Le lundi 3 mars 2025 a été marqué par la cérémonie d’ouverture de la première session ordinaire de l’année, dite session des lois, à l’hémicycle de l’Assemblée nationale. Cette session a été présidée par Jean François Ndongou, président de cette institution. Conformément aux dispositions de l’article 49 révisé de la Charte de la Transition, les députés et sénateurs de la Transition ont repris le chemin de leurs hémicycles respectifs.
En présence du Vice-premier ministre, Alexandre Barro Chambrier, représentant le Premier ministre chef du gouvernement empêché, de nombreux membres du gouvernement, ainsi que des membres du corps diplomatique accrédité au Gabon, Jean François Ndongou a ouvert cette nouvelle session qui prendra fin à la fin du mois de juin. Ce moment solennel a été ponctué par le discours du président de l’Assemblée nationale, qui a rappelé le travail accompli par la représentation nationale pendant l’intersession parlementaire et a fixé le cap pour les trois prochains mois.
Des défis importants à relever
Dans son discours d’ouverture de la première session, le président de l’Assemblée nationale a salué les actions menées par le gouvernement pour favoriser la participation massive des populations aux prochaines échéances électorales, fixer la date de la présidentielle, améliorer la performance de l’administration publique et déployer des missions de contrôle des chantiers décidées par le CTRI. Malgré ces avancées, Jean François Ndongou a souligné les défis qui attendent le gouvernement, notamment le respect des libertés fondamentales, telles que l’expression, l’opinion et le déplacement.
« De plus, je voudrais inviter le gouvernement de la Transition à accorder une attention particulière aux situations suivantes : la transmission au parlement de la loi sur le foncier avant la fin de la transition ; les revendications des magistrats et des agents de la main-d’œuvre non permanente, qui aspirent à de meilleures conditions de travail et d’existence ; l’application stricte des lois et règlements en vigueur », a déclaré Jean François Ndongou.

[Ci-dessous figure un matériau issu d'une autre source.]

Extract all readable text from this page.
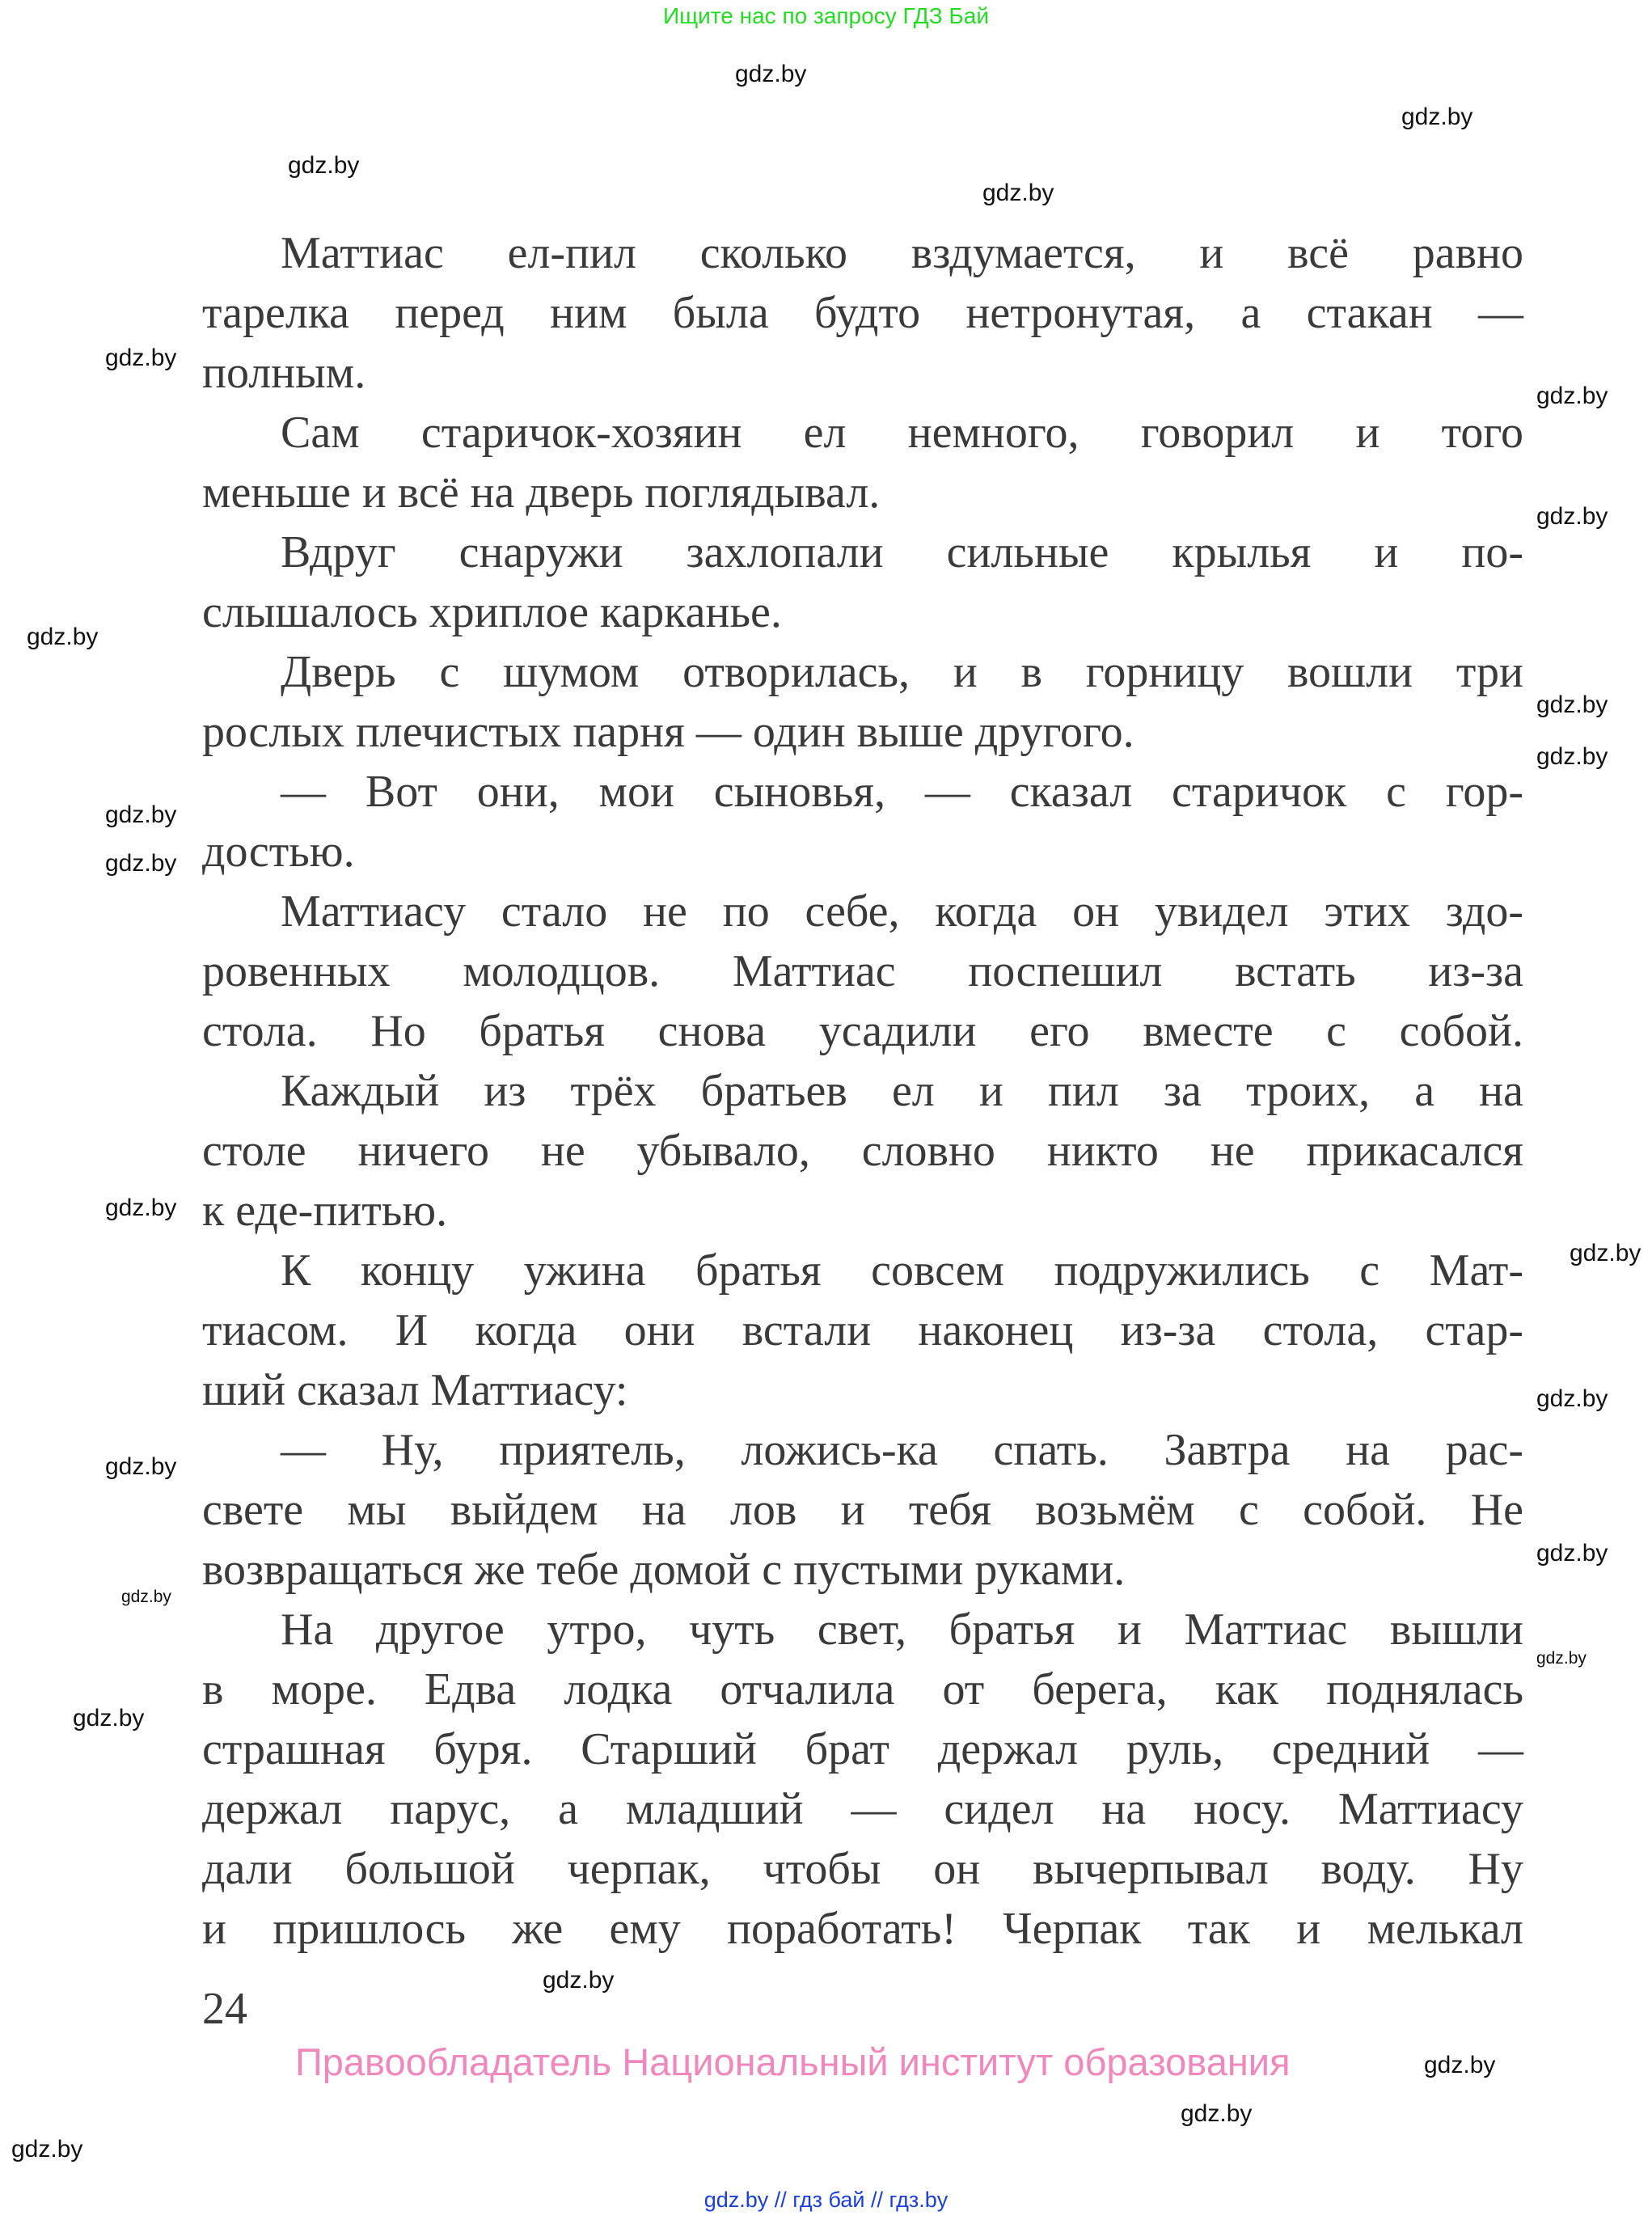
Ищите нас по запросу ГДЗ Бай
Маттиас ел-пил сколько вздумается, и всё равно
тарелка перед ним была будто нетронутая, а стакан —
полным.
Сам старичок-хозяин ел немного, говорил и того
меньше и всё на дверь поглядывал.
Вдруг снаружи захлопали сильные крылья и по-
слышалось хриплое карканье.
Дверь с шумом отворилась, и в горницу вошли три
рослых плечистых парня — один выше другого.
— Вот они, мои сыновья, — сказал старичок с гор-
достью.
Маттиасу стало не по себе, когда он увидел этих здо-
ровенных молодцов. Маттиас поспешил встать из-за
стола. Но братья снова усадили его вместе с собой.
Каждый из трёх братьев ел и пил за троих, а на
столе ничего не убывало, словно никто не прикасался
к еде-питью.
К концу ужина братья совсем подружились с Мат-
тиасом. И когда они встали наконец из-за стола, стар-
ший сказал Маттиасу:
— Ну, приятель, ложись-ка спать. Завтра на рас-
свете мы выйдем на лов и тебя возьмём с собой. Не
возвращаться же тебе домой с пустыми руками.
На другое утро, чуть свет, братья и Маттиас вышли
в море. Едва лодка отчалила от берега, как поднялась
страшная буря. Старший брат держал руль, средний —
держал парус, а младший — сидел на носу. Маттиасу
дали большой черпак, чтобы он вычерпывал воду. Ну
и пришлось же ему поработать! Черпак так и мелькал
24
Правообладатель Национальный институт образования
gdz.by // гдз бай // гдз.by
gdz.by
gdz.by
gdz.by
gdz.by
gdz.by
gdz.by
gdz.by
gdz.by
gdz.by
gdz.by
gdz.by
gdz.by
gdz.by
gdz.by
gdz.by
gdz.by
gdz.by
gdz.by
gdz.by
gdz.by
gdz.by
gdz.by
gdz.by
gdz.by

S’adressant à ses collègues, il a rappelé l’importance du travail qui les attend dans le cadre de cette session des lois. Parmi les priorités figurent les textes adoptés par le gouvernement durant l’intersession parlementaire. C’est pourquoi Jean François Ndongou a exhorté le gouvernement à transmettre ces textes pour examen dans des délais raisonnables.
Il est nécessaire de rappeler que, suite à l’échéance présidentielle prévue pour le 12 avril, l’Assemblée nationale de transition voit sa période d’exercice très limitée. Après cette échéance électorale, toutes les institutions de cette phase de transition cesseront d’exister. Il est donc crucial que les hommes et les femmes de cette institution accomplissent leur tâche comme il se doit afin de mener à bien les objectifs de la transition.